Last point- super selectives are important and not just for the poor. The top 1-2 percent in cognitive ability have a learning style a pace significantly different to the general top set but occur too rarely to be their own stream in most comps. While some within this group will be fine, the risk of significant under performance for a number or reasons is elevated without access to a super selective environments. Specialist environments are needed for far outliers on both end of the spectrum and for non-academic talents. Often time super selectives take too 5-10 percent to achieve functional scale within a reasonable geographical region and then institute setting within that already narrow range.

My two cents...

MariaNovella · 11/02/2019 10:04

The DfE has shifted its emphasis to progress metrics rather than raw results, broken down by demographics which is more helpful way to assess schools.

This looked like a great idea but unfortunately “measuring progress” of children in schools is not the precise science that the engineering and management consultant mindset behind the idea anticipated. In fact, it’s mostly useless.

heartshapedknob · 11/02/2019 10:23

I can believe it’s more of an issue in Kent, yes.

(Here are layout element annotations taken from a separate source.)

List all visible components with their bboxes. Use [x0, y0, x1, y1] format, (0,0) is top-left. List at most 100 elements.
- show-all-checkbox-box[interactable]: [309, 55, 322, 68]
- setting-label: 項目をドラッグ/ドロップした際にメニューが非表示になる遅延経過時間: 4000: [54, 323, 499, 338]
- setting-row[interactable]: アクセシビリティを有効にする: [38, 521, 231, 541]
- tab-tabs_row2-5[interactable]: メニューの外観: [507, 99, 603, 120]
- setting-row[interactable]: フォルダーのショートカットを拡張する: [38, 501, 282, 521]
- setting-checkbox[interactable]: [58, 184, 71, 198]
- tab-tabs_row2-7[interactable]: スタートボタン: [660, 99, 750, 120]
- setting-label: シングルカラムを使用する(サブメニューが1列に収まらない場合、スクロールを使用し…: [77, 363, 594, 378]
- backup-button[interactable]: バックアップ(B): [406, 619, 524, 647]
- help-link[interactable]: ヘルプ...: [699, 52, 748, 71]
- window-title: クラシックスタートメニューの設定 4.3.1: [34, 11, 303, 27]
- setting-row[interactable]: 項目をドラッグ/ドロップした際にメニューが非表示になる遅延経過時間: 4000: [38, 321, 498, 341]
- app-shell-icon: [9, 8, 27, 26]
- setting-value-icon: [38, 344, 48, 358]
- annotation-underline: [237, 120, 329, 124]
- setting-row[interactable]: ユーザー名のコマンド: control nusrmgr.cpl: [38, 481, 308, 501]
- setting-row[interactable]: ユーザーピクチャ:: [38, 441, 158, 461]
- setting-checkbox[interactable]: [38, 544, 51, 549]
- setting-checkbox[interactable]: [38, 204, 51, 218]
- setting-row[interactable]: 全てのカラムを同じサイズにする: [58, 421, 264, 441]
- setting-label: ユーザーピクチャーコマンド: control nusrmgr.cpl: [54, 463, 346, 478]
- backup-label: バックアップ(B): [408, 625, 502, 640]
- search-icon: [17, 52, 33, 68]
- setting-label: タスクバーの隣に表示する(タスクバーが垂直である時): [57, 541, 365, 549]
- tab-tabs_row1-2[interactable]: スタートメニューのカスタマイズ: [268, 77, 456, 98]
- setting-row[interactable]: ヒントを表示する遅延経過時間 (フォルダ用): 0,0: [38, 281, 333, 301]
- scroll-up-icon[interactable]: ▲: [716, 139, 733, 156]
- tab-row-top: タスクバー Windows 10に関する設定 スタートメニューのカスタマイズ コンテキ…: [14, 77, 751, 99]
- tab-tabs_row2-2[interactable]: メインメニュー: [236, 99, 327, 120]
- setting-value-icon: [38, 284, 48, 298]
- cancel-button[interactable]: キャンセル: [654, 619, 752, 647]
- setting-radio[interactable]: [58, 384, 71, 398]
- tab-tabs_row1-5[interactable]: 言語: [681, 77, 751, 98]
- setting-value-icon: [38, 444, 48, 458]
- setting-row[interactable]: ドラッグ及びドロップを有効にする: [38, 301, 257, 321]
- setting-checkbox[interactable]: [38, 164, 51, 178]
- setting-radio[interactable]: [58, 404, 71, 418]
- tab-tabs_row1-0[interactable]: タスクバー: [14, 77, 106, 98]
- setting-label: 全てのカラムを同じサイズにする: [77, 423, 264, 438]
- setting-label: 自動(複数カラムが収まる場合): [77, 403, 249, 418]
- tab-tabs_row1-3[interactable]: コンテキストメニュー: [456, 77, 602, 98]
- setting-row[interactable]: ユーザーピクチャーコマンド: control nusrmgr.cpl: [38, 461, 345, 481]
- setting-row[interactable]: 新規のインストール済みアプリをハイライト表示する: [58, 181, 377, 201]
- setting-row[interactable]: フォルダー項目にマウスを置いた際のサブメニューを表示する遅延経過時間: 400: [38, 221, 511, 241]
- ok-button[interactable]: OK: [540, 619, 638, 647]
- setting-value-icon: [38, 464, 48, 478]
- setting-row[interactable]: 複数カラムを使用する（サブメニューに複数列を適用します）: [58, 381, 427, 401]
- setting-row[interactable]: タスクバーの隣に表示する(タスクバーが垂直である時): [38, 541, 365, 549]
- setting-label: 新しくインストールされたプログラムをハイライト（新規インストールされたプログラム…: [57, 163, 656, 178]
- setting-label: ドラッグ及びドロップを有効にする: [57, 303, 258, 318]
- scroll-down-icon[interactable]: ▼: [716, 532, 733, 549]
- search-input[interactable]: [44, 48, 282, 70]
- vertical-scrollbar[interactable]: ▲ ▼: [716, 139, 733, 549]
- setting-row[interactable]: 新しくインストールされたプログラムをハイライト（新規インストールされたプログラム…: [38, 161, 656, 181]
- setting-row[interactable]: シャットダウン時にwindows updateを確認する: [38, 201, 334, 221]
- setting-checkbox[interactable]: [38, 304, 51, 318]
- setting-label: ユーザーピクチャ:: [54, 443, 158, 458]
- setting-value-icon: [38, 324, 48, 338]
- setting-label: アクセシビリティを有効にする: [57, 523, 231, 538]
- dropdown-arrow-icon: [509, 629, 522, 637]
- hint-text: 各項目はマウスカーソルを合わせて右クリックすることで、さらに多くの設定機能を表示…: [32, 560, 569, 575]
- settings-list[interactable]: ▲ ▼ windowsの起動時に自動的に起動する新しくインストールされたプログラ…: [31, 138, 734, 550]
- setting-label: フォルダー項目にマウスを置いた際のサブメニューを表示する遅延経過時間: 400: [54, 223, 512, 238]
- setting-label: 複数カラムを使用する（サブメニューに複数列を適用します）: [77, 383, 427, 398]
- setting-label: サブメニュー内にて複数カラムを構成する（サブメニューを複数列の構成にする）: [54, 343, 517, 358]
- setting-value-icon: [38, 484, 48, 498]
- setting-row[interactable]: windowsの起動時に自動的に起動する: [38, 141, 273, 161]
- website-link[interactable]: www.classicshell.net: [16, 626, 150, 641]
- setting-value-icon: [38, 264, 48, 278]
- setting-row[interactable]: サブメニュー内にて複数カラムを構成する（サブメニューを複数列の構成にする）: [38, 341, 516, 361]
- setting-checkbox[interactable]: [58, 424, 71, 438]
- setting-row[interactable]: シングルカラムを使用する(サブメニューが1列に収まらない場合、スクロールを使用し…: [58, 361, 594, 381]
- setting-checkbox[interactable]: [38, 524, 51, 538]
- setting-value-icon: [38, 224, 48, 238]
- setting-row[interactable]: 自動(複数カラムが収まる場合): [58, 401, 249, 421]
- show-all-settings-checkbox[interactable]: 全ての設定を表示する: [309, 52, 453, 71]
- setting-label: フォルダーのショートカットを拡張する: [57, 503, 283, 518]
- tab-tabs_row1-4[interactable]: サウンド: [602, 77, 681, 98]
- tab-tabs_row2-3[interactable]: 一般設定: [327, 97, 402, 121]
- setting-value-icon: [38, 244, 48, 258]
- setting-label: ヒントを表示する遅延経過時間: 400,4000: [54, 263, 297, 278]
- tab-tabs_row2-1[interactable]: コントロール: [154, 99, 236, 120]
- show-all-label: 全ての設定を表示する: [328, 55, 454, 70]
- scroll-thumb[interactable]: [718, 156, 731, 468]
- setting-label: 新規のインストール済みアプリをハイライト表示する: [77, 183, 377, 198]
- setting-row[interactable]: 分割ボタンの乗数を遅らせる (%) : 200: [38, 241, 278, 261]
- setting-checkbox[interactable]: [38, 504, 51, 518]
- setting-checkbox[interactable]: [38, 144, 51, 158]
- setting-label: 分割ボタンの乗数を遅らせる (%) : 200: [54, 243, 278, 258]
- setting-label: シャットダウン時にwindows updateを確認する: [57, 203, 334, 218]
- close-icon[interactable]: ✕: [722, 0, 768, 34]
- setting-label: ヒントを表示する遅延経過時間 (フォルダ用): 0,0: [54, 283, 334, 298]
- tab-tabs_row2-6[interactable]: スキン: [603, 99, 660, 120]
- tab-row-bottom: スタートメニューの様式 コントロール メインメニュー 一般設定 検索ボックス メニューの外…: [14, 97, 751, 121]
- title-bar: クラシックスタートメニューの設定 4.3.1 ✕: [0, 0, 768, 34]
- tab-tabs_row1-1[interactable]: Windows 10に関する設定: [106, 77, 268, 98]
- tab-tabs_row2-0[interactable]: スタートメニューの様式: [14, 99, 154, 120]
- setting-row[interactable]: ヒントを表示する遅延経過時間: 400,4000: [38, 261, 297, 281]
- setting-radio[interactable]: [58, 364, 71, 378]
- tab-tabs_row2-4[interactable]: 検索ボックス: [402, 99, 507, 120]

Excellent posts Londongirl.

I’d happily see the end of faith schools and catchment areas if grammars go. Let’s have selection via lottery within city limits with a proportion of PP, SEN etc children for a true comprehensive intake reflective of towns as a whole. Would cost the council in terms of transport and I doubt there’s be funding for it, and I’d bet on those who could afford to, going private instead of getting involved with the school to change the system.

heartshapedknob · 11/02/2019 10:27

Can’t, the reason our superselectives don’t have a high proportion of PP/SEN is because they are open to any child living anywhere. A large percentage come from private primaries, kids are taxied in from as far as Swindon and Bristol. Gloucester is often seen as little more than Cheltenham’s slum, but those same people are happy to send their kids to our grammars.